Non, objectivement, la manière dont il construit ce « Pont des Espions » est admirable. La manière dont il filme son personnage principal l’illustre avec efficacité et simplicité : Donovan, qui nous est pour la première fois présenté assis, va à mesure que le film progresse, voir son parcours jalonné de stations debout, déterminantes dans le cours du récit, jusqu’à un plan particulièrement fort de sa silhouette massive et stoïque, campée sur le fameux pont du titre. Cette iconisation de Donovan s’accompagne de la présentation, par son client, au détour d’un dialogue, de la figure archétypale du fameux « stoïki moujik » qu’il finira par pleinement incarner.

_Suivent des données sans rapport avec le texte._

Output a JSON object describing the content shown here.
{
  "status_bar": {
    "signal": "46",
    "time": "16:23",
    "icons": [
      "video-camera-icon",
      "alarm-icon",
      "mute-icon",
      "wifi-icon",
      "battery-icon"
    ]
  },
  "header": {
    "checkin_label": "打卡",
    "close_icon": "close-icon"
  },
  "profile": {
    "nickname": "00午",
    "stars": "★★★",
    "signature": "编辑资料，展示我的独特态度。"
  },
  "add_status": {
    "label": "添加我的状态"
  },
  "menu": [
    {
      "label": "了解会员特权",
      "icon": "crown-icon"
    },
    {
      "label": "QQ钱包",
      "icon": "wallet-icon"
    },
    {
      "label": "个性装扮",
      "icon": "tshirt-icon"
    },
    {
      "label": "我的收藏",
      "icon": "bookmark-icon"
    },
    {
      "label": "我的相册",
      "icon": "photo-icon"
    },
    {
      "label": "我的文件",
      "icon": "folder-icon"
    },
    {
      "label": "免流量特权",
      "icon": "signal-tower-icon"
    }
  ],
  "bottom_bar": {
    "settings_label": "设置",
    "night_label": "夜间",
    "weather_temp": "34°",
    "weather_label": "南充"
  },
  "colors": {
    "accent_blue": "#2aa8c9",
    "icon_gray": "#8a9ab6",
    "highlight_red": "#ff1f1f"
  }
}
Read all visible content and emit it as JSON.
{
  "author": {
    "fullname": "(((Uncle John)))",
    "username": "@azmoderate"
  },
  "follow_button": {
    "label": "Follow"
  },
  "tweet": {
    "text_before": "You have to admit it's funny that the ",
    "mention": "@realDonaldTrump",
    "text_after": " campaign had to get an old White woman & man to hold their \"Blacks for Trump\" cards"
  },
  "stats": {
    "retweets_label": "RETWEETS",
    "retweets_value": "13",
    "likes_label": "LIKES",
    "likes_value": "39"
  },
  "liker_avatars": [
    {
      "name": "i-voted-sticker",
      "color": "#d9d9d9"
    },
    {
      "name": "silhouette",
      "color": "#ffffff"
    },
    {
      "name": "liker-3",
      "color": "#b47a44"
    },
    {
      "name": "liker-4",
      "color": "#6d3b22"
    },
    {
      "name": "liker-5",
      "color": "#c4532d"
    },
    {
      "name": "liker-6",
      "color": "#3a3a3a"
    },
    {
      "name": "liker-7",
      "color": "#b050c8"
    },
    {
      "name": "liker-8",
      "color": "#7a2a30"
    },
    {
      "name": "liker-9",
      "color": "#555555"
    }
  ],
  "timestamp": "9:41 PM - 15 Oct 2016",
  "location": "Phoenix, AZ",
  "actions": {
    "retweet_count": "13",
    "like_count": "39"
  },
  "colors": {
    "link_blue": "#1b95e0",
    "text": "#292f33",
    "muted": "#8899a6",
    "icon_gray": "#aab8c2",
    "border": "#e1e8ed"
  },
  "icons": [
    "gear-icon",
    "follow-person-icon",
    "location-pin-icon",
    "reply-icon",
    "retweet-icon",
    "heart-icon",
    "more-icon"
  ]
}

Donovan et Abel, l’espion russe, sont d’ailleurs tous deux introduits de façon certes différente sur le papier, mais identique dans le fond. Hommes calmes, sûrs d’eux et déterminés, qui accomplissent leur tâche avec précision et une certaine forme de détachement que leur confère la maîtrise de leur art.
L’un comme l’autre s’opposent à l’agitation des autres, une agitation largement alimentée par une très forte implication émotionnelle qui s’avère au final contre-productive.
Cette idée force du film, consistant à affirmer combien il est essentiel d’aborder les évènements hors de tout jugement émotionnel est, comme de coutume chez Spielberg, une manière de nous tendre le miroir, et ici de nous inviter moins au détachement qu’au questionnement rationnel de nos idéaux à l’aulne d’une actualité tourmentée. Un propos aussi juste qu’il est pertinent aujourd’hui.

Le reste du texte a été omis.